Der hohe Norden ist nichts für modernes Fluggerät

Hier im hohen Norden ist für historische Sentimentalität jedoch wenig Platz. Es zählen andere Werte. Beispielsweise, dass die Curtiss etwa die selben Betriebskosten hat wie die Douglas DC-3, aber rund die doppelte Menge Fracht transportieren kann. Und dass die Maschinen nach einem 600-Kilometer-Trip auf einer Schotterpiste im Nirgendwo landen können, auch wenn dort weder Tankstelle noch Groundpower-Aggregat oder Mechaniker warten. Die Oldtimerflotte von Buffalo Airways kann das. Würden moderne Flugzeuge es genauso bringen, würden sie längst auch im hohen Norden fliegen, glaubt Mickey. Doch hier sind alte Kolbenmotoren im Vorteil gegenüber Turboprops oder gar Jets.

Die Northwest Territories sind einer der einsamsten Flecken der Erde: 40.000 Einwohner verteilen sich auf eine Fläche, die fast viermal so groß ist wie die Bundesrepublik Deutschland. Knapp die Hälfte lebt in der Hauptstadt Yellowknife. Die Region erzielt pro Einwohner das höchste Bruttoinlandsprodukt Kanadas. Grund sind die Minen nördlich der Hauptstadt, wo vor allem Diamantan, Gold und Silber geschürft werden. Straßen führen nicht dorthin: Was zu oder von den Minen transportiert werden muss, nimmt den Luftweg.

Gold- und Diamantminen sorgen fürs Geschäft

Seit ihrer Gründung 1970 hat sich Buffalo Airways auf dieses Geschäft spezialisiert, im Auftrag der Regierung oder der Minenbetreiber. Verpflegung und Maschinenteile fliegt das Unternehmen in seinen alten Frachtern, für den Kraftstofftransport hat es einige Flugzeuge zu Tankern umgerüstet. "Your passage to the north" ist das Firmenmotto von Buffalo Airways:´- Ihre Passage in den Norden. "Wir fliegen dorthin, wo der Auftragsgeber uns braucht – wie ein Taxiunternehmen", erzählt Mickey. Dabei ist im Geschäft mit den Diamant- und Edelmetallminen Diskretion angesagt. Details über die exakten Frachtmengen will Mickey uns deshalb nicht geben. Doch klar ist: Der Umsatz steht und fällt mit den Aufträgen der Minen. Als 1980 die Ausbeute beim Goldschürfen immer mehr zurückging und eine Mine nach der anderen ihren Betreib einstellte, musste auch Buffalo Airways den Kunkurs anmelden und alle Maschinen bis auf eine einzige DC-3 verkaufen. Patriarch Joe ließ sich davon aber nicht unterkriegen.

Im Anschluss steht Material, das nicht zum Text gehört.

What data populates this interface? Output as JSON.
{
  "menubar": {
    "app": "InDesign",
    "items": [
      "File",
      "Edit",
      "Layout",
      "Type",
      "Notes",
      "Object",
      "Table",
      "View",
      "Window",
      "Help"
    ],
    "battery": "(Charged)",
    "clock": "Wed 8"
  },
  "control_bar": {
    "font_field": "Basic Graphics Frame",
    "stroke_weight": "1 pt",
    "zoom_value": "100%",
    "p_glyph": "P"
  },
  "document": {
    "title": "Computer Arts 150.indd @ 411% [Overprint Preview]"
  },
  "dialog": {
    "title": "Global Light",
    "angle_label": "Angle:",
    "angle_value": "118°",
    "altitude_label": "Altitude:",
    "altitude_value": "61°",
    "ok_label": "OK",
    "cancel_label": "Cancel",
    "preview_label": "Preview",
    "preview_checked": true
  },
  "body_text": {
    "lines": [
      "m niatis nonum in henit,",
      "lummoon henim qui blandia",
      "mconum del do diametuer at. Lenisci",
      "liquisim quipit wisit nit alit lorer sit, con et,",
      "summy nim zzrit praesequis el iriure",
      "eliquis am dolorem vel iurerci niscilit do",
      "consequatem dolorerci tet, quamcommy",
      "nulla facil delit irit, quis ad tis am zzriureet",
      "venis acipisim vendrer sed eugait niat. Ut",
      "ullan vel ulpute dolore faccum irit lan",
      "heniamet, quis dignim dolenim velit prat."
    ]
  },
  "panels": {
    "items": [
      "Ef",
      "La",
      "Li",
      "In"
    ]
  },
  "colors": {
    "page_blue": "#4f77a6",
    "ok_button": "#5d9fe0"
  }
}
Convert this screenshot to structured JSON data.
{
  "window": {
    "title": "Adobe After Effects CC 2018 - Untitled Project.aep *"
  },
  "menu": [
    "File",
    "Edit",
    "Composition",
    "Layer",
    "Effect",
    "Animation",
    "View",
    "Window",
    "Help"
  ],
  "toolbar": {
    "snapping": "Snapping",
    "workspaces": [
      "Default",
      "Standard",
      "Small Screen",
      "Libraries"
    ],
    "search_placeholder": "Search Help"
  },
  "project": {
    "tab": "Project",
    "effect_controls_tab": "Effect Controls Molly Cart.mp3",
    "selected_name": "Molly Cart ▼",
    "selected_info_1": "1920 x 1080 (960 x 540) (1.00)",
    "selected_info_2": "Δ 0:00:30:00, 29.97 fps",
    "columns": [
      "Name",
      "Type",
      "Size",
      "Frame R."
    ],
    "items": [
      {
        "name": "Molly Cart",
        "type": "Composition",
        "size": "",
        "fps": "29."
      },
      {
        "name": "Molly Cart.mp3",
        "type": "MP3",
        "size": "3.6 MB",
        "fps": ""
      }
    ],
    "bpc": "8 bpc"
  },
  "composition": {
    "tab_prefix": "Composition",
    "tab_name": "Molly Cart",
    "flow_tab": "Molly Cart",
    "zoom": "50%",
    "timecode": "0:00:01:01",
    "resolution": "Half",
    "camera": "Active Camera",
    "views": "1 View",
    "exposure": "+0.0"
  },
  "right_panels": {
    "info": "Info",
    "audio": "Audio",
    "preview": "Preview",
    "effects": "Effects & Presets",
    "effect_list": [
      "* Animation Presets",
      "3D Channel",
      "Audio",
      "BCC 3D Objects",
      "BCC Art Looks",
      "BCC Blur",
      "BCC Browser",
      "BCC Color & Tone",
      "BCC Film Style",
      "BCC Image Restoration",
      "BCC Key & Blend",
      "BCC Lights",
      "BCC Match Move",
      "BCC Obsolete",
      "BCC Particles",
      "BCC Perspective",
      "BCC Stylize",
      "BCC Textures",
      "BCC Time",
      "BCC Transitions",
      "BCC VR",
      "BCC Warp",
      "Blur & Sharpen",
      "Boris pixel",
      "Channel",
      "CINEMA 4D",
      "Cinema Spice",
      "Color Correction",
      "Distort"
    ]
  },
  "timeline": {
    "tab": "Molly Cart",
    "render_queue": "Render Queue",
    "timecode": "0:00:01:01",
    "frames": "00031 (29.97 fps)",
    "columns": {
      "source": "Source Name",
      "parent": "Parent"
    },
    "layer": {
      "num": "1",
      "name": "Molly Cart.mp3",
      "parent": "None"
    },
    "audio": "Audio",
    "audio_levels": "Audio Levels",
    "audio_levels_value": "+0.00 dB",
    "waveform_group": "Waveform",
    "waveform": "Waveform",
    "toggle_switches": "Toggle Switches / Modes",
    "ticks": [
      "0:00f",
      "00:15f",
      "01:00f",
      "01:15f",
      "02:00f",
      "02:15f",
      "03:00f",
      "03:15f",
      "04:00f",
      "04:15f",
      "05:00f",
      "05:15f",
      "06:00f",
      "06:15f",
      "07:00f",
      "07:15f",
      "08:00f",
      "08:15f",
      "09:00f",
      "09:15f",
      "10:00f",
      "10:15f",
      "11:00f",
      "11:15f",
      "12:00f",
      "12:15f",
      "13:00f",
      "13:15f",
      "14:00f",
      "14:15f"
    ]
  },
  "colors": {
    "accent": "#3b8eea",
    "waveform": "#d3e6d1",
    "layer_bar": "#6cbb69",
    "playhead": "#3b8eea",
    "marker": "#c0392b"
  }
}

Heute sind es vor allem Diamantminen, die das Geschäft der Airline wiederbelebt haben und die Flotte auf knapp 30 Maschinen anwachsen ließen. Um die teils historischen Flugmaschinen in der Luft zu halten, bedarf es einer zuverlässigen Ersatzteilversorgung. Das ist nicht immer ganz einfach, denn die wenigsten Teile werden heute noch produziert. Deshalb verfügt Buffalo Airways vor allem am Standort Hay River über eine nochmal rund doppelt so große Flotte an gegroundeten Maschinen, die nun als Teilespender dienen. Wie viele Flugzeuge das genau sind, darüber spricht man bei Buffalo nicht – aber vielleicht hat selbst Joe irgendwann aufgehört zu zählen. Weil es ihm nicht allzu wichtig ist: Schließlich zählt nur, dass der Laden am Laufen bleibt. Immer.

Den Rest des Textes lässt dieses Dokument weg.